Open Questions and examples

Open questions show we are interested in what the other party has to say and are trying to understand it.  They can  reveal values, concerns, expectations and the reasons behind actions. These questions start with: who, what, where, when, why or how.  Note that who, what, where, and when are more directed to the content or facts of a issue and why and how are dealing with procedures, processes or what someone is thinking about.  “Why” may create defensiveness with someone,  so use it carefully – after you have created rapport and ask the question using a calm tone. After you have asked an open question, pause and wait to hear from the other person says.  If the person is processing the question, they may be silent.  The silence does not need to be filled with another question or a comment.

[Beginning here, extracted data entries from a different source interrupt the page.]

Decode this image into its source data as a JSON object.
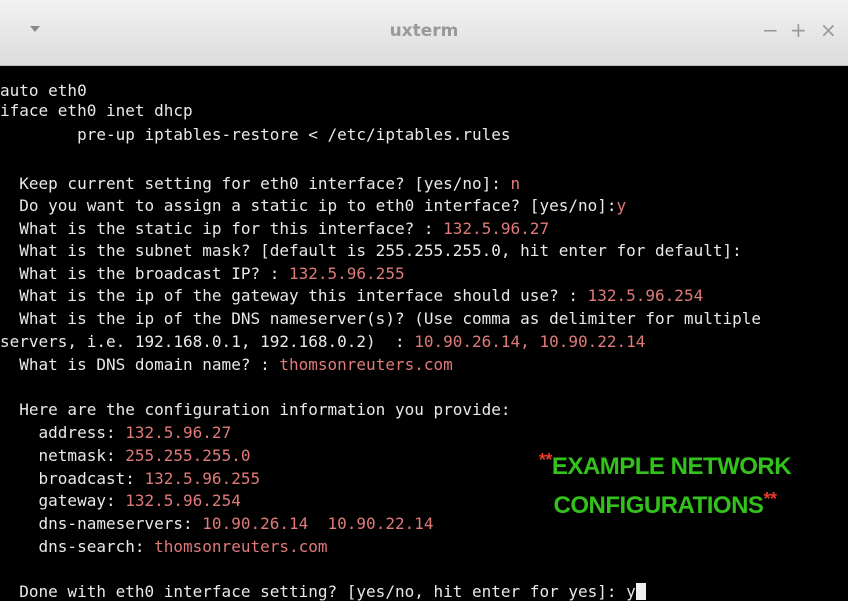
{
  "window": {
    "title": "uxterm",
    "menu_icon": "chevron-down-icon",
    "minimize_label": "−",
    "maximize_label": "+",
    "close_label": "×"
  },
  "terminal": {
    "lines": [
      {
        "text": "auto eth0",
        "value": ""
      },
      {
        "text": "iface eth0 inet dhcp",
        "value": ""
      },
      {
        "text": "        pre-up iptables-restore < /etc/iptables.rules",
        "value": ""
      },
      {
        "text": "",
        "value": ""
      },
      {
        "text": "  Keep current setting for eth0 interface? [yes/no]: ",
        "value": "n"
      },
      {
        "text": "  Do you want to assign a static ip to eth0 interface? [yes/no]:",
        "value": "y"
      },
      {
        "text": "  What is the static ip for this interface? : ",
        "value": "132.5.96.27"
      },
      {
        "text": "  What is the subnet mask? [default is 255.255.255.0, hit enter for default]:",
        "value": ""
      },
      {
        "text": "  What is the broadcast IP? : ",
        "value": "132.5.96.255"
      },
      {
        "text": "  What is the ip of the gateway this interface should use? : ",
        "value": "132.5.96.254"
      },
      {
        "text": "  What is the ip of the DNS nameserver(s)? (Use comma as delimiter for multiple",
        "value": ""
      },
      {
        "text": "servers, i.e. 192.168.0.1, 192.168.0.2)  : ",
        "value": "10.90.26.14, 10.90.22.14"
      },
      {
        "text": "  What is DNS domain name? : ",
        "value": "thomsonreuters.com"
      },
      {
        "text": "",
        "value": ""
      },
      {
        "text": "  Here are the configuration information you provide:",
        "value": ""
      },
      {
        "text": "    address: ",
        "value": "132.5.96.27"
      },
      {
        "text": "    netmask: ",
        "value": "255.255.255.0"
      },
      {
        "text": "    broadcast: ",
        "value": "132.5.96.255"
      },
      {
        "text": "    gateway: ",
        "value": "132.5.96.254"
      },
      {
        "text": "    dns-nameservers: ",
        "value": "10.90.26.14  10.90.22.14"
      },
      {
        "text": "    dns-search: ",
        "value": "thomsonreuters.com"
      },
      {
        "text": "",
        "value": ""
      },
      {
        "text": "  Done with eth0 interface setting? [yes/no, hit enter for yes]: ",
        "value": "y"
      }
    ]
  },
  "annotation": {
    "line1_stars": "**",
    "line1_text": "EXAMPLE NETWORK",
    "line2_text": "CONFIGURATIONS",
    "line2_stars": "**",
    "text_color": "#33c11b",
    "star_color": "#e63a2c"
  },
  "colors": {
    "terminal_bg": "#000000",
    "terminal_fg": "#e9e9e9",
    "value_fg": "#e07a79"
  }
}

Examples of questions are:

What constrains are you facing?

What is important to you about this?

What helps you?

What hinders you?

What is stopping you?

What is driving you?

What options have your considered?  What options have you not considered?

What actions will you take to move this forward?

What support will you need from me?  From others?

What will you do to overcome the challenges?

How will you know when you have succeeded?

What is an idea that would support your values?

What are your next steps?

How will you accomplish X?

Why is it important that it be done that way?

What values are being supported by doing it that way?

What could be one small change that would make a significant impact for you?

How would you like to see the relationship work?

What does working together look like?

What would help the team to function more effectively?

What obstacles is the team currently facing?

What feedback do you need from X?

How do you like the feedback to be delivered?  Email, in person, written out?